Q:   You’ve arrived at the first check in counter and suddenly realized you’ve left your 2-year-old’s only milk bottle in the car.  Choose the best response:

a) Run with arms flailing and the whites of your eyes clearly visible until you chase down the car and bottle is retrieved.
b) Act like you didn’t notice and say the kid must have hurled the milk from the stroller without anyone noticing if questioned.
c) Tell your kid to suck it up. Milk is for homebody-travel-rookie-sissies.
d) Act cool until getting through security and then say it must have been confiscated.

Q:  Your car seat travel dolly shears in two in the middle of a train door with your child strapped to it. The best response is:

a) Curse in a foreign language so people won’t think you’re a stupid American.
b) Play it cool and do nothing until everyone exits the car hoping nobody notices.
c) Accuse your child of secretly grinding loose the welds on the frame when you weren’t looking.
d) Drag the car seat out of the door and look at your wife with the “what in the H are we doing here look and who’s idea was this anyway” look.

car-seat-cart

Q:  The ideal response to the man on the plane in front of you yelling at you because your two-year-old is kicking his seat is?

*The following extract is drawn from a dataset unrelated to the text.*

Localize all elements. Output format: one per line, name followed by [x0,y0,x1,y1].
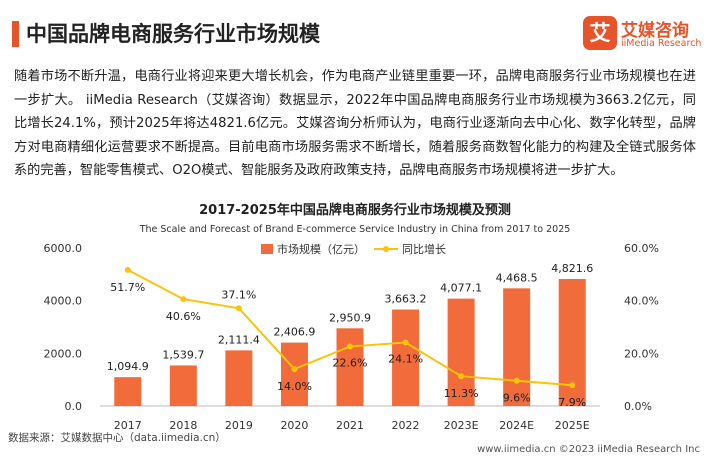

a)    Nothing, pretend he doesn’t exist and go to your happy place.
b)   Curse in a foreign language so people won’t think you’re a stupid American.
c)     Offer him a shot of whiskey.  You’ve had five and feel great!
d)    Ask him if he has a spatula or a George Foreman grill to change the subject.

george_foreman

Q:  What do you do when the lady behind you on the plane yells at you for reclining your seat because she has a baby in her lap?

a)    Show her the baby strapped to your chest and the seat fully reclined in front of you.
b)   Poke her baby until he starts crying.
c)    Give her the spatula and George Foreman grill the guy in the plane before gave you.
d)    Lift up your seat and hope the one in front of you doesn’t crush your child’s head (or spill your whiskey).

Q:  How do you offload two car seats, two sleeping children, five carry-on bags, and two slightly crazed adults out of a plane, down 20’ of steps in freezing Frankfurt temperatures, and in to a packed bus on the tarmac?

a)    Don’t move until everyone exits the plane hoping all the flight attendants, who can’t leave until you do, do it for you.
b)   Hurl each bag in shot putter form from the top of the stair landing. (the guttural yell is critical to this move)
c)     Be the first to get up and block the aisle with all you stuff until other passengers start helping.
d)    Open the emergency exit, inflate the escape ramp, and slide everything down (make sure and put on your life jacket fully inflated to avoid questioning).

passenger-boarding-stairs

In all seriousness, though, these events did happen to us.  And I learned that no matter how much I prepare for a trip, there is no way to really prepare for everything, especially with kids.  That is what makes traveling with them so much fun!  Whenever I see other adults lugging screaming children through airports I will always remember this trip, and we will probably have several more like it to come. Thus I have a newfound respect for those parents and the level of mental and physical toughness it takes to take on kid-air-travel.